AUTO_INCREMENT creates a rule, saying that if no value is provided for that column, it will be the value of that column from the previous row, plus one3. If it's the first row, it'll start at 1. Only one AUTO_INCREMENT column is allowed per table, and it must be set as a KEY.

UNIQUE creates a rule, saying that values in this column must be unique. Other rows cannot have a duplicate value in this column.

PRIMARY KEY declares this column as the primary key4. This also makes this column have the rules NOT NULL and UNIQUE. You don't need to specify NOT NULL and UNIQUE if you're defining a column as the primary key.

All these possible rules make up the "column definition". When I write '{definition}' in the future, it's referring to these properties.

ALTER

ALTER is a powerful command that can let us change a lot of things about a table. Today we'll just look at how it can help us add, change or remove columns.

The basic syntax for adding a column to an existing table:

ALTER TABLE {table}
ADD [COLUMN] {column} {data type} [{definition}];

The basic syntax for removing a column from an existing table:

ALTER TABLE {table}
DROP [COLUMN] {column};

Note that the word COLUMN is optional in the above statements. If you leave out COLUMN, the statement will do exactly the same thing. That said, I'd argue that being explicit about what you're doing increases the readability of the code, and that's always a good thing.

The basic syntax for altering a column, including the column name, in an existing table:

ALTER TABLE {table}
CHANGE 
  {old column name} {new column name} {data type} [{definition}];

The basic syntax for altering a column, not including the column name, in an existing table:

ALTER TABLE {table}
MODIFY {column} {data type} [{definition}];

Note that when you change or modify a column, you need to be explicit about the data type and definition. Once a column is changed or modified, it won't "remember" that it was NOT NULL (or whatever) before.
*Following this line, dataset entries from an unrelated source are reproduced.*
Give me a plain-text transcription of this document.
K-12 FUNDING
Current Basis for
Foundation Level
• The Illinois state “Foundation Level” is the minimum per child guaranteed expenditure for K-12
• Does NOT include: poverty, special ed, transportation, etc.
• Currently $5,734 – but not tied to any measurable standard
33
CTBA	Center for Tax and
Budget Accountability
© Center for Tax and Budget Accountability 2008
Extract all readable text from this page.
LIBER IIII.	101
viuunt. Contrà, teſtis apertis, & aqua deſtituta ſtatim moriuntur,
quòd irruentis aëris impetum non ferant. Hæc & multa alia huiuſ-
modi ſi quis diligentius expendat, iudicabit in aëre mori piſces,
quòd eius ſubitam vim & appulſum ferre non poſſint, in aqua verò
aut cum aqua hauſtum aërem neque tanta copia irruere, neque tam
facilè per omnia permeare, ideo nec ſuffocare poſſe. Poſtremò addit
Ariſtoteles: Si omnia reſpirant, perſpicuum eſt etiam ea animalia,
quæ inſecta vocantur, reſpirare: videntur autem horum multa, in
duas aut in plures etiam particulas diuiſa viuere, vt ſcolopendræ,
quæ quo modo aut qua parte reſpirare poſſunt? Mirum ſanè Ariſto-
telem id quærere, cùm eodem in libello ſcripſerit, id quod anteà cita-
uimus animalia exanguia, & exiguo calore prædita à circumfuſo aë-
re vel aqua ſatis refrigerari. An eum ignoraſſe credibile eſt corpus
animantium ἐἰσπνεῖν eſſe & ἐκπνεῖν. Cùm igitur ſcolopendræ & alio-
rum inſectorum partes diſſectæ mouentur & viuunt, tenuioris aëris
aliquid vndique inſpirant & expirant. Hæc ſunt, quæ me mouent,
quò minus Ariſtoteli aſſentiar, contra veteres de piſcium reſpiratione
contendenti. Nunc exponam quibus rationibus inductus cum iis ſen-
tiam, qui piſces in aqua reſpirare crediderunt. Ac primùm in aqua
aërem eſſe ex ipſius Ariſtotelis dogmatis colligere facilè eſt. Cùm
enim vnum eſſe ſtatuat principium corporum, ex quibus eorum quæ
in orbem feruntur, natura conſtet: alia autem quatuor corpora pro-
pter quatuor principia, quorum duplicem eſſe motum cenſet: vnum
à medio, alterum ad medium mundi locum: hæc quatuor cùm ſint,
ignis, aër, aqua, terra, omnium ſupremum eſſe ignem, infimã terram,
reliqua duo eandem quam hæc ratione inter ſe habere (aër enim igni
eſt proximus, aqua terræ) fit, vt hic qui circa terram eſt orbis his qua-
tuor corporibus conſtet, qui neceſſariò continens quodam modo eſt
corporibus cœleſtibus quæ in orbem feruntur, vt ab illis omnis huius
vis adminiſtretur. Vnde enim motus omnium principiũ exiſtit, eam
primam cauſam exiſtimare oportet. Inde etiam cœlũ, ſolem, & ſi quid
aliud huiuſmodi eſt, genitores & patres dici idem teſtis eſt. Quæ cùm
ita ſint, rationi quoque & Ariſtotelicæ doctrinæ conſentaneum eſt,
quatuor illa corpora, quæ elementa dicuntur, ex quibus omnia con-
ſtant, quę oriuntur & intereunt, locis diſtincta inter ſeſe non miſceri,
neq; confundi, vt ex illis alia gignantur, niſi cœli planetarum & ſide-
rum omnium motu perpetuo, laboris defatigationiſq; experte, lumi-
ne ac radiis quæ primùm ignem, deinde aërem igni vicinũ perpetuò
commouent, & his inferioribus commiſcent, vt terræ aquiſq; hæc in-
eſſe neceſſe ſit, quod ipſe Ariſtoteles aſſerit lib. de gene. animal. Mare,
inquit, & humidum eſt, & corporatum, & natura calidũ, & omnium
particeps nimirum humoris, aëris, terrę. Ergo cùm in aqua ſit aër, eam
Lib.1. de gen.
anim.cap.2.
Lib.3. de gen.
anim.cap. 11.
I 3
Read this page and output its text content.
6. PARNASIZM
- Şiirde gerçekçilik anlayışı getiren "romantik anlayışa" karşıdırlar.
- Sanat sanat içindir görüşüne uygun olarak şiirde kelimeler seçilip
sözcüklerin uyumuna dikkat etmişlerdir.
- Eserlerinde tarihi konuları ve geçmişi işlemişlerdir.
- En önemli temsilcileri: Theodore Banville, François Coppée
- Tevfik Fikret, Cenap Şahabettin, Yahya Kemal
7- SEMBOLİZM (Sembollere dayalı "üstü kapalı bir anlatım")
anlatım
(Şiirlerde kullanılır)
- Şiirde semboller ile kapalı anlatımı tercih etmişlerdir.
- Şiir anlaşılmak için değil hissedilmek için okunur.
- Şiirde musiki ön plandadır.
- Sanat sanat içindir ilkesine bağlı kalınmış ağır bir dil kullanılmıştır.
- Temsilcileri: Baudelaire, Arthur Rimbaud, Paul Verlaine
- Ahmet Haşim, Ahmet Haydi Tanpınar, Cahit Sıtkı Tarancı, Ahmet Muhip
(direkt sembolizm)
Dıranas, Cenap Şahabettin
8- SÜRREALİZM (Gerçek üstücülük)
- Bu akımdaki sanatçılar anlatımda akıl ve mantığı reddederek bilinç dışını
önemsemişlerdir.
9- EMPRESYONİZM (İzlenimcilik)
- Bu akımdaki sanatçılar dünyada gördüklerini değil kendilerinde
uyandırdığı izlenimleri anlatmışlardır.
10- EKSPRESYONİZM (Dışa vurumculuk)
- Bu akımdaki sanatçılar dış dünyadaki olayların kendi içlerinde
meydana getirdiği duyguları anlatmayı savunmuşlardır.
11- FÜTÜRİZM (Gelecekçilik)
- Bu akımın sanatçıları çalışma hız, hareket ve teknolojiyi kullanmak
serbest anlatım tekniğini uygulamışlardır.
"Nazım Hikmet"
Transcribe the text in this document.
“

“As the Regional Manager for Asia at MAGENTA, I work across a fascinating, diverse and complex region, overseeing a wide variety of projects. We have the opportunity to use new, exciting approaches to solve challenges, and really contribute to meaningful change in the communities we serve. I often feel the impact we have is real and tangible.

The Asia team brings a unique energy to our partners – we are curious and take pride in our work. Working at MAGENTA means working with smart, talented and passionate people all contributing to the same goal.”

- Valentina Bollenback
Every time you modify or change a column, you need to include the data type and the necessary definitions.

The basic syntax for dropping a column:

ALTER TABLE {table}
DROP COLUMN {column name};

It's almost too easy!

DROP

Dropping tables is easy! SO BE CAREFUL. It's really hard, and sometimes impossible, Opens in a new window to recover data from a dropped table.

The basic syntax for dropping a table:

DROP TABLE [IF EXISTS] {table};

Footnotes

1 Again, this is a matter of semantics, but some would omit DQL as a category entirely and consider SELECT to be a part of DML, since SELECT manipulates data en route to the results table. Others argue that this doesn't count as manipulating data, since results tables are temporary, and nothing in the database is affected by the query. And honestly, it makes me question whether I should even mention this stuff to you guys, because it's not going to help you remember this stuff even better, but I don't have the constitution to present information to you as if it's absolute truth when there are conflicting sources out there. Better, I think, for you to be confused in class, than to be given confidence in class, only to be confused once you're out on your own.
↑ Back to reference 1
2 I'm not gonna let you create, update or delete databases on my server, though. Get your own!
↑ Back to reference 2
3 ...by default. You can set up your AUTO_INCREMENT column to increment by other values.
↑ Back to reference 3
4 It's possible to make your primary key a combination of columns, but not by declaring it in the column definition. You have to use CONSTRAINT, but we're not going to learn about constraints yet - we'll save that until we're back from the break.
↑ Back to reference 4

Exercises!

  1. Create a new table in your database. Give it an auto-incrementing primary key, and one column each with the data type date, time, and decimal.
  2. Insert three rows, without explicitly adding a value to the primary key column.
  3. Replace one of the existing rows.
  4. Update one (and only one) of the other rows.
  5. Delete one row.
  6. Add a column. Make it so that this column will only accept whole numbers, and will not accept null values.
  7. Rename this column.
  8. Give this column a default value.
  9. Delete a column.
  10. Delete your table.